Trans*-Sein in der Schweiz: Raus aus den Schubladen
6. Oktober 2016
Das Salongespräch «Trans*-sein in der Schweiz» vom Mittwochabend in der Churer Werkstatt weckte grosses Interesse am vielfach unvertrauten Thema Transidentität. Es zeigte aber auch, dass die Wissenslücken meist ebenso gross sein können.
Text/Beitragsbild: Stefanie Studer
«Schubladisieren grenzt alle Menschen ein», findet Christian Conrad von der Aids-Hilfe Graubünden. Aus diesem Grund lud die Fachstelle am vergangenen Mittwochabend zum Salongespräch «Trans*-sein in der Schweiz» mit anschliessender Präsentation des Dokumentarfilms «Mirco» in der Churer «Werkstatt» ein. Zu Gast: Niklaus Flütsch aus Zug, Gynäkologe und Leiter einer Sprechstunde für Transmenschen, sowie die Psychologin und Sexualpädagogin Myshelle Baeriswyl aus Zürich. Beides Expert*innen, beides sogenannte Transmenschen.

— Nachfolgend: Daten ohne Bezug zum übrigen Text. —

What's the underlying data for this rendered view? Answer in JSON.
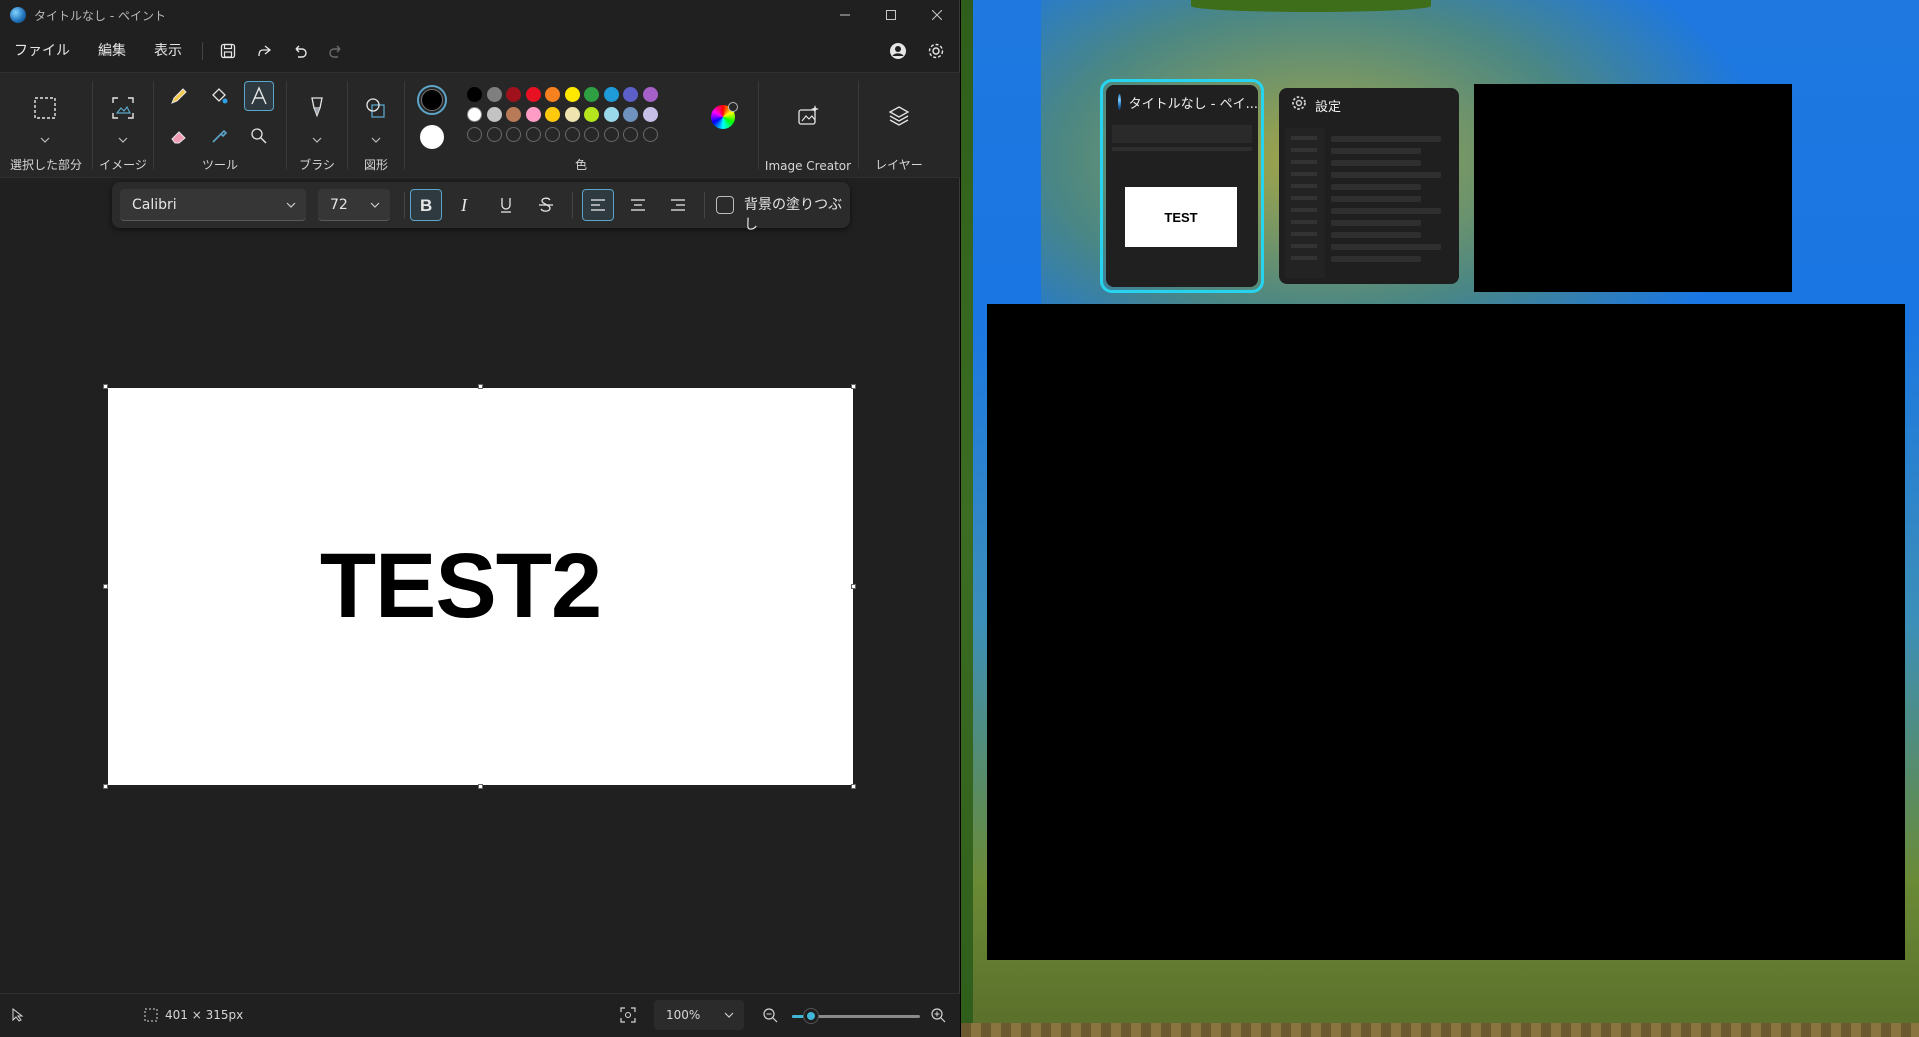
{
  "paint": {
    "title": "タイトルなし - ペイント",
    "menu": [
      "ファイル",
      "編集",
      "表示"
    ],
    "groups": {
      "selection": "選択した部分",
      "image": "イメージ",
      "tools": "ツール",
      "brush": "ブラシ",
      "shapes": "図形",
      "colors": "色",
      "image_creator": "Image Creator",
      "layers": "レイヤー"
    },
    "palette": {
      "row1": [
        "#000000",
        "#7f7f7f",
        "#a0111c",
        "#e81123",
        "#f7801f",
        "#ffe800",
        "#2ea043",
        "#1e9bd8",
        "#5b5fc7",
        "#a561c7"
      ],
      "row2": [
        "#ffffff",
        "#c3c3c3",
        "#b97a57",
        "#ff9cc5",
        "#ffc90e",
        "#efe4b0",
        "#b5e61d",
        "#99d9ea",
        "#7092be",
        "#c8bfe7"
      ],
      "primary": "#000000",
      "secondary": "#ffffff"
    },
    "format": {
      "font": "Calibri",
      "size": "72",
      "bg_fill_label": "背景の塗りつぶし"
    },
    "canvas_text": "TEST2",
    "status": {
      "selection_size": "401 × 315px",
      "zoom": "100%",
      "zoom_level": 0.15
    }
  },
  "switcher": {
    "windows": [
      {
        "title": "タイトルなし - ペイ...",
        "preview_text": "TEST"
      },
      {
        "title": "設定"
      }
    ]
  },
  "colors": {
    "accent": "#26d4f0",
    "selected_tool": "#5aa5c8"
  }
}
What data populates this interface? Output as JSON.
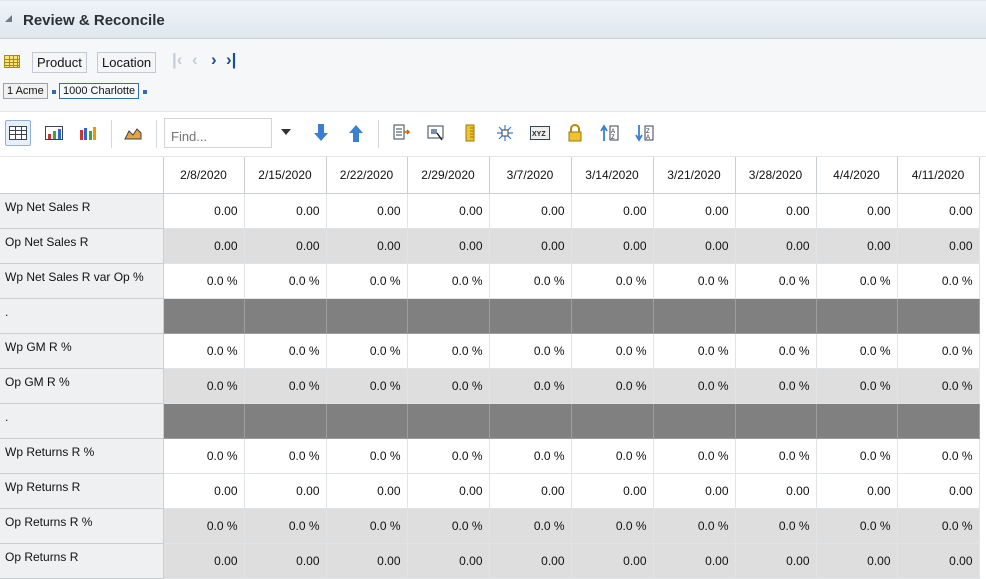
{
  "header": {
    "title": "Review & Reconcile"
  },
  "dimensions": {
    "product_label": "Product",
    "location_label": "Location"
  },
  "breadcrumb": {
    "product": "1 Acme",
    "location": "1000 Charlotte"
  },
  "toolbar": {
    "find_placeholder": "Find..."
  },
  "icons": {
    "grid": "grid-icon",
    "first": "first-page-icon",
    "prev": "previous-page-icon",
    "next": "next-page-icon",
    "last": "last-page-icon"
  },
  "grid": {
    "columns": [
      "2/8/2020",
      "2/15/2020",
      "2/22/2020",
      "2/29/2020",
      "3/7/2020",
      "3/14/2020",
      "3/21/2020",
      "3/28/2020",
      "4/4/2020",
      "4/11/2020"
    ],
    "rows": [
      {
        "label": "Wp Net Sales R",
        "style": "white",
        "values": [
          "0.00",
          "0.00",
          "0.00",
          "0.00",
          "0.00",
          "0.00",
          "0.00",
          "0.00",
          "0.00",
          "0.00"
        ]
      },
      {
        "label": "Op Net Sales R",
        "style": "gray",
        "values": [
          "0.00",
          "0.00",
          "0.00",
          "0.00",
          "0.00",
          "0.00",
          "0.00",
          "0.00",
          "0.00",
          "0.00"
        ]
      },
      {
        "label": "Wp Net Sales R var Op %",
        "style": "white",
        "values": [
          "0.0 %",
          "0.0 %",
          "0.0 %",
          "0.0 %",
          "0.0 %",
          "0.0 %",
          "0.0 %",
          "0.0 %",
          "0.0 %",
          "0.0 %"
        ]
      },
      {
        "label": ".",
        "style": "sep",
        "values": [
          "",
          "",
          "",
          "",
          "",
          "",
          "",
          "",
          "",
          ""
        ]
      },
      {
        "label": "Wp GM R %",
        "style": "white",
        "values": [
          "0.0 %",
          "0.0 %",
          "0.0 %",
          "0.0 %",
          "0.0 %",
          "0.0 %",
          "0.0 %",
          "0.0 %",
          "0.0 %",
          "0.0 %"
        ]
      },
      {
        "label": "Op GM R %",
        "style": "gray",
        "values": [
          "0.0 %",
          "0.0 %",
          "0.0 %",
          "0.0 %",
          "0.0 %",
          "0.0 %",
          "0.0 %",
          "0.0 %",
          "0.0 %",
          "0.0 %"
        ]
      },
      {
        "label": ".",
        "style": "sep",
        "values": [
          "",
          "",
          "",
          "",
          "",
          "",
          "",
          "",
          "",
          ""
        ]
      },
      {
        "label": "Wp Returns R %",
        "style": "white",
        "values": [
          "0.0 %",
          "0.0 %",
          "0.0 %",
          "0.0 %",
          "0.0 %",
          "0.0 %",
          "0.0 %",
          "0.0 %",
          "0.0 %",
          "0.0 %"
        ]
      },
      {
        "label": "Wp Returns R",
        "style": "white",
        "values": [
          "0.00",
          "0.00",
          "0.00",
          "0.00",
          "0.00",
          "0.00",
          "0.00",
          "0.00",
          "0.00",
          "0.00"
        ]
      },
      {
        "label": "Op Returns R %",
        "style": "gray",
        "values": [
          "0.0 %",
          "0.0 %",
          "0.0 %",
          "0.0 %",
          "0.0 %",
          "0.0 %",
          "0.0 %",
          "0.0 %",
          "0.0 %",
          "0.0 %"
        ]
      },
      {
        "label": "Op Returns R",
        "style": "gray",
        "values": [
          "0.00",
          "0.00",
          "0.00",
          "0.00",
          "0.00",
          "0.00",
          "0.00",
          "0.00",
          "0.00",
          "0.00"
        ]
      }
    ]
  }
}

Mit 45 Jahren hatte die aus St. Antönien stammende Bettina Flütsch den Entscheid zur Transition – also zur Geschlechtsanpassung – gefällt. Bettina wurde Niklaus. Myshelle Baeriswyl hatte ihr Coming-out vor rund fünf Jahren im Alter von 49. Anders als die anderen gefühlt hatten sich beide allerdings schon im Kindesalter. «Ich hatte halt eine lange Leitung», meinte Baeriswyl lachend – und bestätigte damit gleich das vorangegangene Versprechen von Moderatorin Melanie Salis, dass dieser Abend garantiert «nicht langweilig und nicht todtraurig» werde.
Zahlreiche Herausforderungen
Baeriswyl und Flütsch erzählten beide mit Humor, aber auch mit bewundernswerter Offenheit von ihrem früheren Leben im «falschen Körper», vom langen Weg zur Transition und von den Herausforderungen, welche die Transition mit sich bringt. Die «lange Leitung» mag lustig klingen. Dahinter stecken aber jahrelanges Hinterfragen der eigenen Identität, Auseinandersetzungen im engsten Umfeld und ein Spiessrutenlauf nach dem anderen bei den Behörden. Eine Personenstandsänderung sei in vielen Ländern nicht ohne Nachweis von Unfruchtbarkeit möglich – auch in der Schweiz, erklärte Baeriswyl. Es folgte ein Raunen im bis auf den letzten Platz besetzten Lokal – eines von vielen.
Ein weiteres nach jener Aussage der Psychologin, dass die Arbeitslosenquote bei transidenten Menschen in der Schweiz rund 25 Prozent betrage. Ein weiteres nach dem Satz von Flütsch, dass Eltern von transidenten Kindern leider oft auf das «Vorbeigehen dieser Phase» hoffen würden. «Dabei ist es heute möglich, Kinder und Jugendliche viel früher auf ihrem Weg zu unterstützen.»
Fragen über Fragen
Baeriswyl und Flütsch erzählten aber nicht nur aus ihrem privaten und beruflichen Alltag, sie beantworteten auch zahlreiche Fragen aus dem Publikum und konnten so einige Irrtümer beseitigen. So etwa, dass der Begriff Transsexualität von vielen abgelehnt wird, weil die Geschlechtsidentität nichts mit Sexualität zu tun hat, und Homosexualität und Transidentität zwei paar Schuhe sind. Baeriswyl fügte lachend an: «Ich bin jetzt lesbisch – was ich ein bisschen lustig finde.» Der Film übrigens wurde auf Wunsch des Publikums kurzerhand gestrichen. Es gab und gibt noch viel mehr zu wissen.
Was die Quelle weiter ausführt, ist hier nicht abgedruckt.